Sua maior transgressão, dentro dessa abordagem, é criar cenas onde não há sex appeal e os protagonistas tentam se relacionar em vão. Quem esquece o marido no sétimo ano de casado que, para desespero da platéia masculina, não traça a mulheraça que é Marilyn Monroe, que dá aquela bandeira da saia levantada no metrô? Ou o executivo Fred McMurray que trata com indiferença a linda Shirley McLane? Ou mesmo Jack Lemmon, coitado, nadando nu em Avanti!, para desespero da parceira e dos espectadores?

E os “casais”?Walter Mathau e Jack lemmon em A Primeira Página, que trocam juras de amor, discutem a relação e acabam sendo inimigos da vida conjugal heterossexual; o travesti Tony Curtis que tenta seduzir a louraça Marilyn; o milionário Lemmon travado que descobre o prazer com a filha de uma manicure; o funcionário subalterno que empresta o apartamento para o chefe fazer sexo com o amor dele, funcionário? Billy é cruel o tempo todo, e brilhante no que pode ser encarado como denúncia, mas para ele era divertimento.

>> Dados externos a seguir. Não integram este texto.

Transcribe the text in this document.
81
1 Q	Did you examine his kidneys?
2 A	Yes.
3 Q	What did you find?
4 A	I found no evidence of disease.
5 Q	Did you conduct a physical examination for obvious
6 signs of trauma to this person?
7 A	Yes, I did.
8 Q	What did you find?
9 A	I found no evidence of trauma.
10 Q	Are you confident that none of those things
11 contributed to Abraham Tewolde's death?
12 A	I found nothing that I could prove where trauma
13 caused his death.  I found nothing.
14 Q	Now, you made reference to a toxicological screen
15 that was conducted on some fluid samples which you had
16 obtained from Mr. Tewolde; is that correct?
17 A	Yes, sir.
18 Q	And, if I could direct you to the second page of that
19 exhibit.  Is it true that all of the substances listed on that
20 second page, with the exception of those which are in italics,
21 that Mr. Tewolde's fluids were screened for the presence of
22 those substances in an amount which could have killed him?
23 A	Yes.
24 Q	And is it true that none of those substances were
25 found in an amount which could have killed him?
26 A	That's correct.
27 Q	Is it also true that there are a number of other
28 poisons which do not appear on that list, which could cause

Billy nasceu numa cidade que fazia parte da Austria e hoje é na Polônia. Nasceu num lugar sem humor, numa época de grandes guerras. Migrou para a festa explícita do cinema americano. No início de Beija-me, idiota, todos os garçons morrem de rir de Dean Martin, menos um, com cara de polonês. Os colegas então o cutucam para rir também. Ele pensa que o estão advertindo sobre o mau uso que faz do guardanapo. O garçom de cara amarrada então, rapidamente, muda o guardanapo de braço, para imitar os outros. Essa talvez seja a representação da arte de Wilder: um outsider que tenta agradar os anfitriões com o que eles sabem fazer, a piada, o ritmo, o riso, o deboche. Mas que acaba trocando os papéis magistralmente, pois suas comédias são dramas e suas denúncias, pura celebração.


RETORNO - Imagens desta edição: no sofá vitoriano, em que o casal fica sob a guarda de uma tia velha e surda, Dean Martin e Kim Novak giram em torno do tricô de Ray Walston. Na foto do meio, Tom Ewell olha o jogo de sedução de Marilyn. O panaca sortudo e desesperador.